The Evolution of Single Board Computers
Single board computers have evolved exponentially over the years since their inception. At a time when microprocessors were limited to just a handful manufactures such as Intel or Motorola, selections were based on the maker of the chip. Improvements in the capacity, complexity, and density of microprocessors caused a shift in the markets primary decision process. Today, users are no longer limited to just a few manufactures. Some key factors when choosing the right single board computer include: operating systems, physical footprint, price, and CPU speed. Selections, performance, and capabilities have changed the way individuals utilize single board computers.
Single board computers differ from traditional desktops because they do not rely on expansion slots. In its purest form, an SBC is a PC board with memory, a processor, and some form of input and output that enables the device to function as a computer. One of the earliest examples of a true single board computer is the “dyna-micro” of 1976 and when sold, branded as the MMD-1 or Mini-Micro Designer 1. The “dyna-micro” built by E&L Instruments was based on the Intel 8080, featured I/O, memory, a user input device, LED readouts for display, and a breadboard for experimenting. Requiring only external power, the MMD-1 became the first true single board computer.
The single board computer ecosystem continued to evolve as standards were adopted and technological advancements were incorporated into designs. Early single board computers were extensions of the microprocessors bus architecture. Due to hardware limitations, early single board computers relied on a backplane to expand their capabilities by connecting multiple boards together. The Multibus I introduced in the late 1970’s was based on Intel’s processor family and became the first IEEE standard 796.
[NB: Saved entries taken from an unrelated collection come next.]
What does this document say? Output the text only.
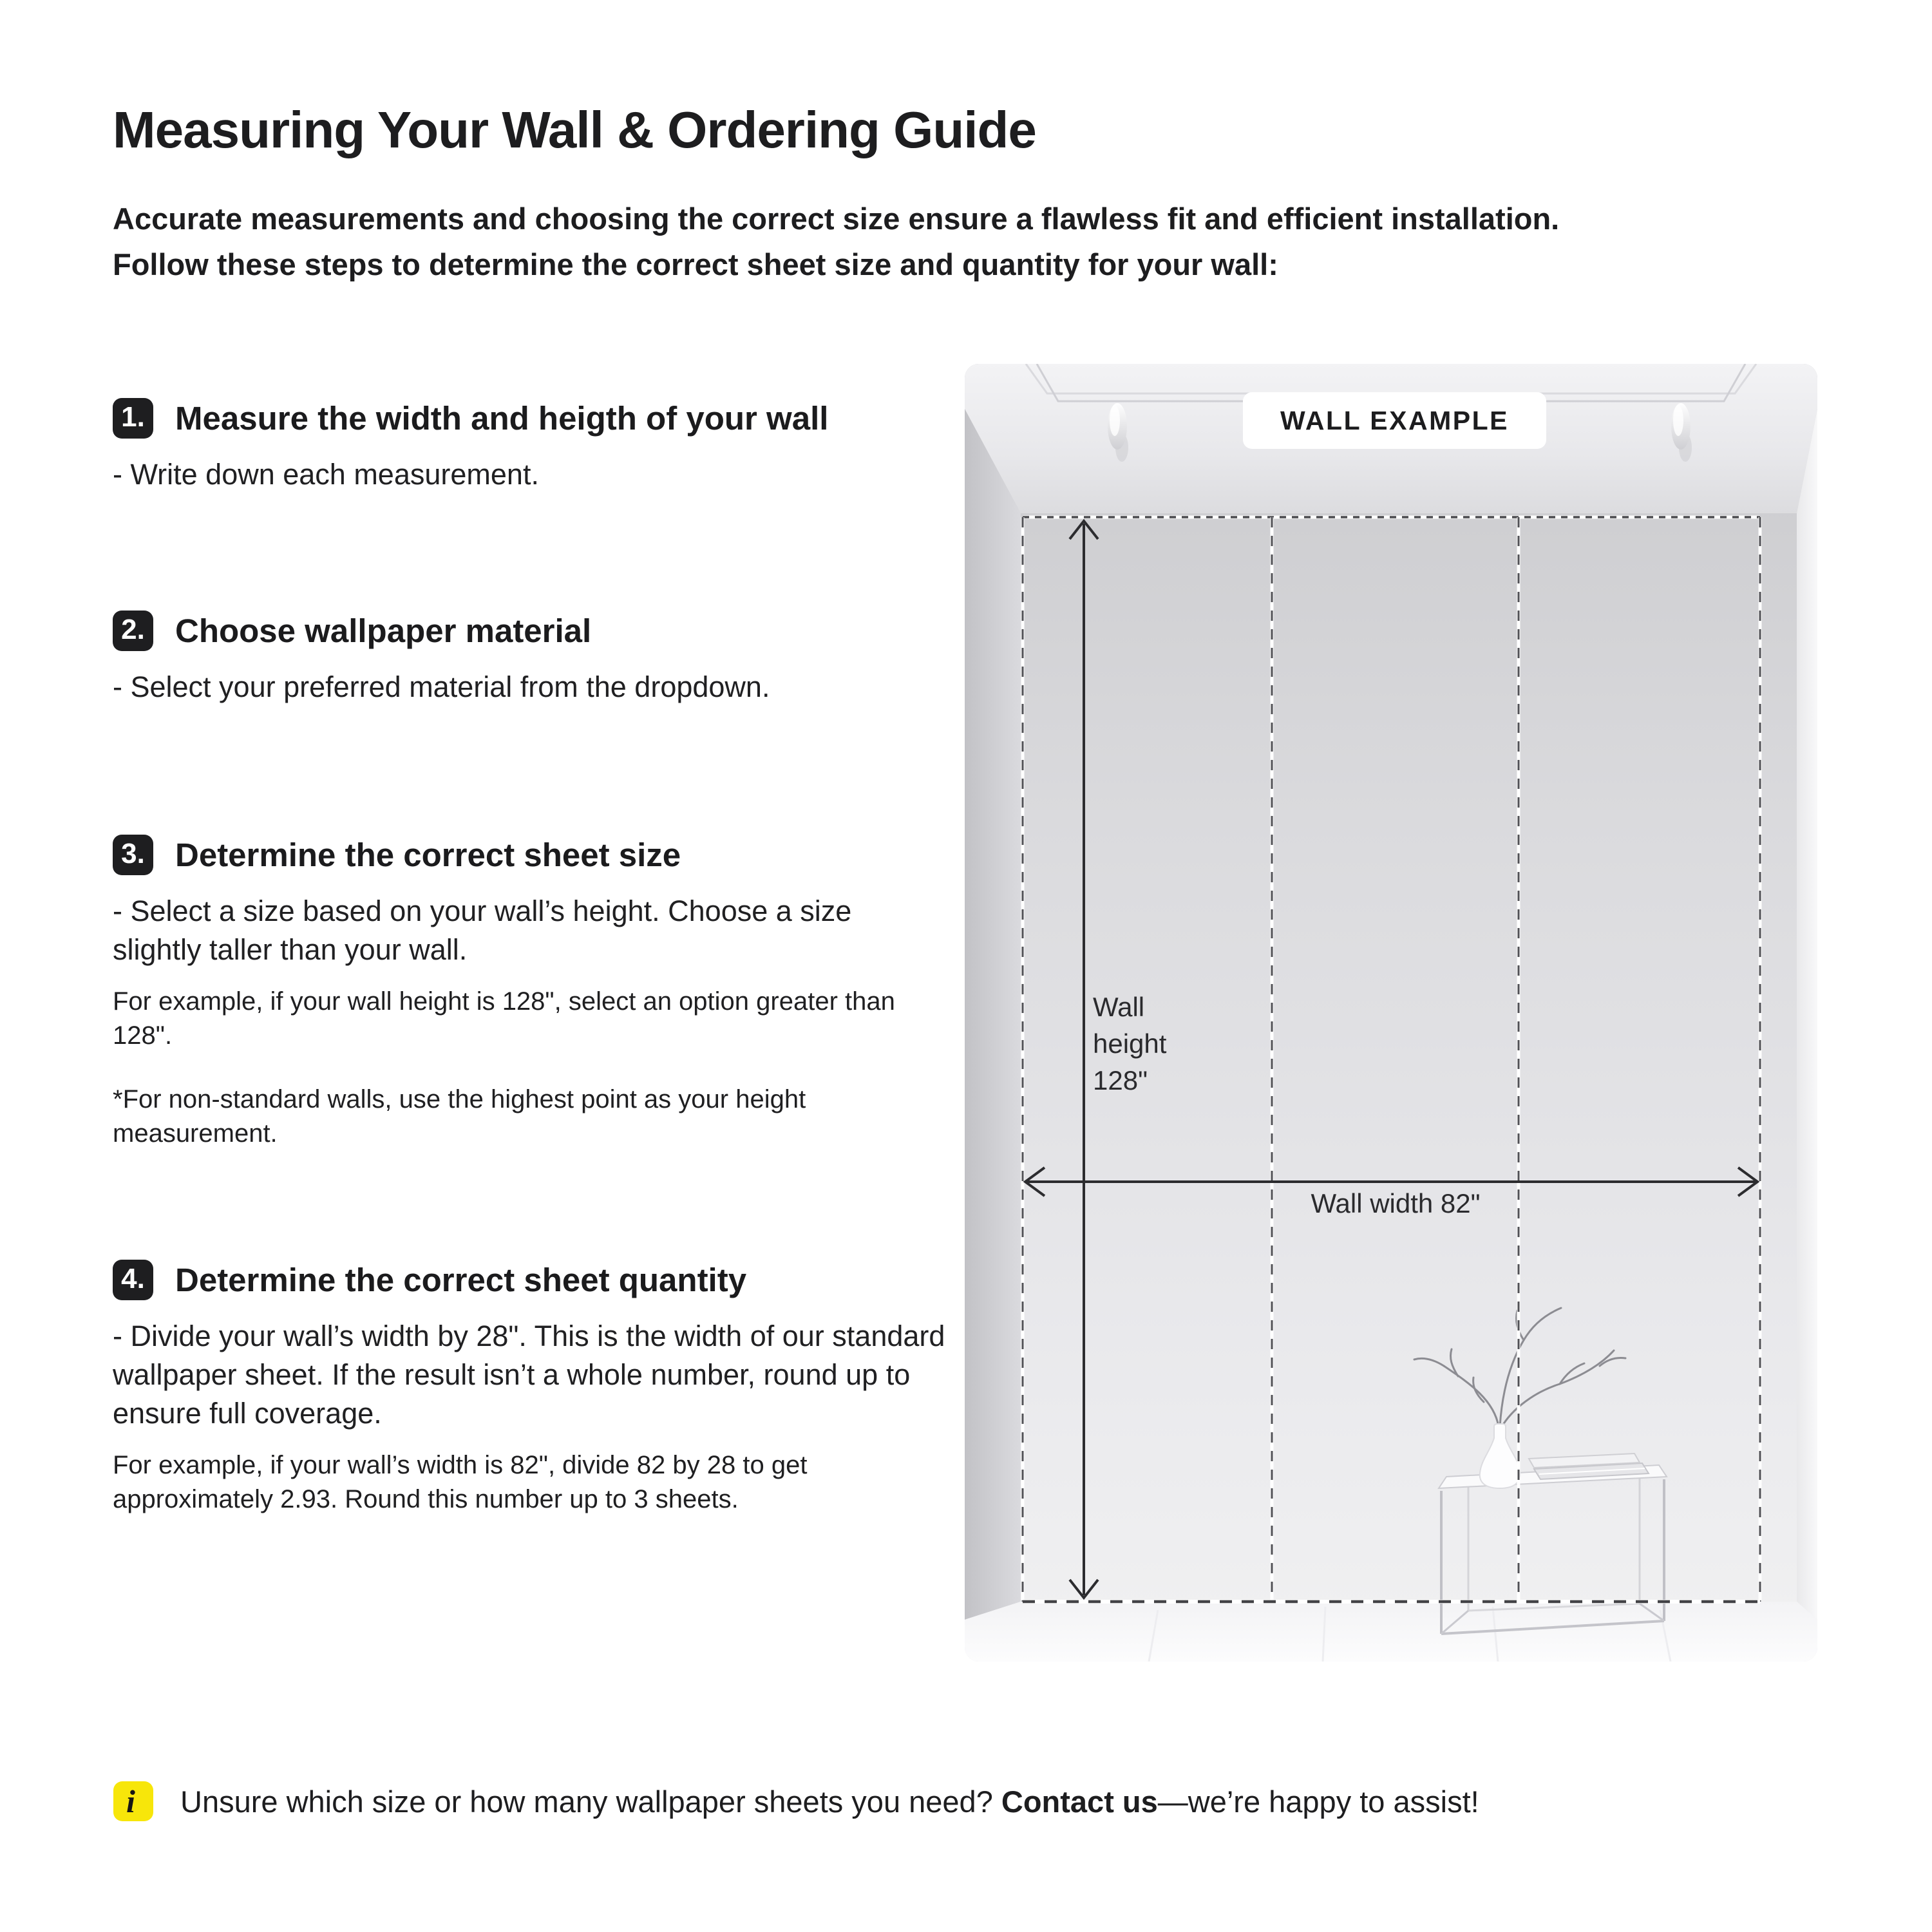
Measuring Your Wall & Ordering Guide
Accurate measurements and choosing the correct size ensure a flawless fit and efficient installation.
Follow these steps to determine the correct sheet size and quantity for your wall:
1. Measure the width and heigth of your wall

- Write down each measurement.

2. Choose wallpaper material

- Select your preferred material from the dropdown.

3. Determine the correct sheet size

- Select a size based on your wall’s height. Choose a size slightly taller than your wall.

For example, if your wall height is 128", select an option greater than 128".

*For non-standard walls, use the highest point as your height measurement.

4. Determine the correct sheet quantity

- Divide your wall’s width by 28". This is the width of our standard wallpaper sheet. If the result isn’t a whole number, round up to ensure full coverage.

For example, if your wall’s width is 82", divide 82 by 28 to get approximately 2.93. Round this number up to 3 sheets.

WALL EXAMPLE
Wall
height
128"
Wall width 82"
i	Unsure which size or how many wallpaper sheets you need? Contact us—we’re happy to assist!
As the early single board computers and their proprietary designs of the 1970’s was phased out, the 1980’s saw an upsurge of large scale integration. Advancements in the semiconductor made it possible to decrease costs while increasing functionality. During this time, hardware designs began to streamline but due to a lack of standards, the software development was still a time consuming and costly process.
The personal computer era had gained steam and changed the technology landscape considerably. With millions of personal computers installed across the globe, PC architecture began to dictate standards. Single board computers come in many different platforms but the popularity of the x86 architecture makes it hard to ignore the benefits even if it’s not best or most cost effective.
The Raspberry Pi foundation changed the single board computer game. Released in February of 2012, the raspberry pi was designed to teach computer science skill to students. At first, the raspberry pi was released in two flavors, the model A and model B both with varying specs. Their popularity skyrocketed due to in part of their price point starting at only $25. The raspberry pi runs a lightweight version of the Linux OS that is based off Debian. The Raspberry Pi foundations have made some significant advancements in the single board computer ecosystem. In November of 2015, the foundation released the raspberry pi zero. The pi zero featured a 1 GHz single core ARM 32-bit processor, 512 MB of RAM, USB, Mini-HDMI, and a camera interface all packed into a footprint smaller than a pack of gum for a staggering $5.